Updated: Sep 16, 2020
Expense, convenience, timing: there are a lot of factors to consider when choosing which lumber drying method is right for you. We compare the benefits and drawbacks of air drying, traditional kiln drying, and vacuum kiln drying lumber.
Drying lumber can be a lengthy, risky, and expensive process, but it doesn't have to be. Advancements in wood drying technology have reduced the time it takes, lowered the risks of damaging your lumber, and significantly lessened associated costs. We will explore air drying, kiln drying, and vacuum kiln drying below:
1) Traditionally once lumber is milled into its rough dimensions, it is placed on what are known as stickers, 1”-1” wood sticks, which are placed between the layers of lumber. This allows for air to flow over the lumber surfaces and reduce moisture. Typically this takes 1 year per inch of thickness to reduce the moisture from fresh cut or “Green” lumber to 7% which is ideal for making furniture.

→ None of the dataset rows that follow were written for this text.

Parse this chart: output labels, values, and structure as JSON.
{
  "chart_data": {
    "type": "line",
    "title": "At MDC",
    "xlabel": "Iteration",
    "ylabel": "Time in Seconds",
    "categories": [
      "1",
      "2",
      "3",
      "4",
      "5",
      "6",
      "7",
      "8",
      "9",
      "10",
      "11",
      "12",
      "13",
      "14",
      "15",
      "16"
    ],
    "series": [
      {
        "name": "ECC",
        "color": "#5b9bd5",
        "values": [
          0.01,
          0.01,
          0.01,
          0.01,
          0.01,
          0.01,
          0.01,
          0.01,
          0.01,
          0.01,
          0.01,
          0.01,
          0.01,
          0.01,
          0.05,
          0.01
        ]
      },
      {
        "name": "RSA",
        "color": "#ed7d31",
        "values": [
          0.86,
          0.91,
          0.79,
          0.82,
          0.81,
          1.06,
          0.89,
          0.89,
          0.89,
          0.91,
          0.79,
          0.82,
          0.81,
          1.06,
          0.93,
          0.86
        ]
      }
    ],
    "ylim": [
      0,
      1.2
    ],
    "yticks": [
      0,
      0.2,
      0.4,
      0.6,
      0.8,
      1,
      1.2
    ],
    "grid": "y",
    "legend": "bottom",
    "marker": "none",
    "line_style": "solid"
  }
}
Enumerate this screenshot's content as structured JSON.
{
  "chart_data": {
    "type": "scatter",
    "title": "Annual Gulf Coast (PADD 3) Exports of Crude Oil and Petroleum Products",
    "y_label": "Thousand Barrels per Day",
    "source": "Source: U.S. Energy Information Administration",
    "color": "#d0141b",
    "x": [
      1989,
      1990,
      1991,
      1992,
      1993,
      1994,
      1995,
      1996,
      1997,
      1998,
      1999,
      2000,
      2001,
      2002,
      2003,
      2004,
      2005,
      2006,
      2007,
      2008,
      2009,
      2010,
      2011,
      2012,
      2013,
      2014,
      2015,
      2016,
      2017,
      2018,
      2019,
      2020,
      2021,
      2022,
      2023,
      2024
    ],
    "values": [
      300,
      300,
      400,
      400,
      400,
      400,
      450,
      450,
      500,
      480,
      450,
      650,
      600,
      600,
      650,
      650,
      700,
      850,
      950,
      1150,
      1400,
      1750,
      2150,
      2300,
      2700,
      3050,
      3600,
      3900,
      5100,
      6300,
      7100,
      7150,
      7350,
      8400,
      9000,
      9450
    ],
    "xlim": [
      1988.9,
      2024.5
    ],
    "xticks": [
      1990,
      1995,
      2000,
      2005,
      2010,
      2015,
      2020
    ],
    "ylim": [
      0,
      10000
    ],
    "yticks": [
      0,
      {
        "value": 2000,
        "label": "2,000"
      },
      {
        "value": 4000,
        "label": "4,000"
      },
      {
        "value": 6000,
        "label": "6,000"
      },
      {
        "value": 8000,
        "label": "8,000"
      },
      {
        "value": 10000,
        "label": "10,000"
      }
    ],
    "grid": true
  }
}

Vacuum kilns reduce the time from potentially years to 2-4 weeks when drying lumber from “Green” to 7%. Some people may be misled by trying to save money by air drying lumber. It actually comes with many hidden costs. For example; there is a cost for storage, a cost to ultimately drying the lumber, so you can kill any bugs in the wood. This cost averages between $.35-$.60 per board foot, plus the costs of storage, overhead, insurance, etc. Vacuum kiln drying costs from $1-$2 per board foot, depending on the thickness. Plus, rather than paying for years of storage your lumber is ready within only a few weeks.
2) You can air dry lumber wherever allowed by law and typically there are lumber drying services in most major cities. Vacuum kiln drying is not as readily available, so if you have one in an area near you, take advantage of the time saver and technology. In many cases, it may even be worth driving to a different city to dry your lumber in a vacuum kiln.
3) The effectiveness of each drying method depends on the proprietor, the equipment, the lumber and the time frame. Dehumidification kilns typically will have 15-20% degrade to the lumber in the drying process. Whereas, the vacuum kiln will have less than 2% degrade. With less degrade and shorter drying time, the vacuum kiln is much more effective.
4) The integrity of the wood can be compromised when air drying due to bacteria, the weather, insects or by improperly stickering or storing of the lumber. The only way to compromise the lumber in a vacuum kiln is to dry it too hot or too quickly. This can cause checking, cupping, or warping to the lumber. However, as long as the proprietor of the vacuum kiln is experienced, it is very unlikely that any issues will occur.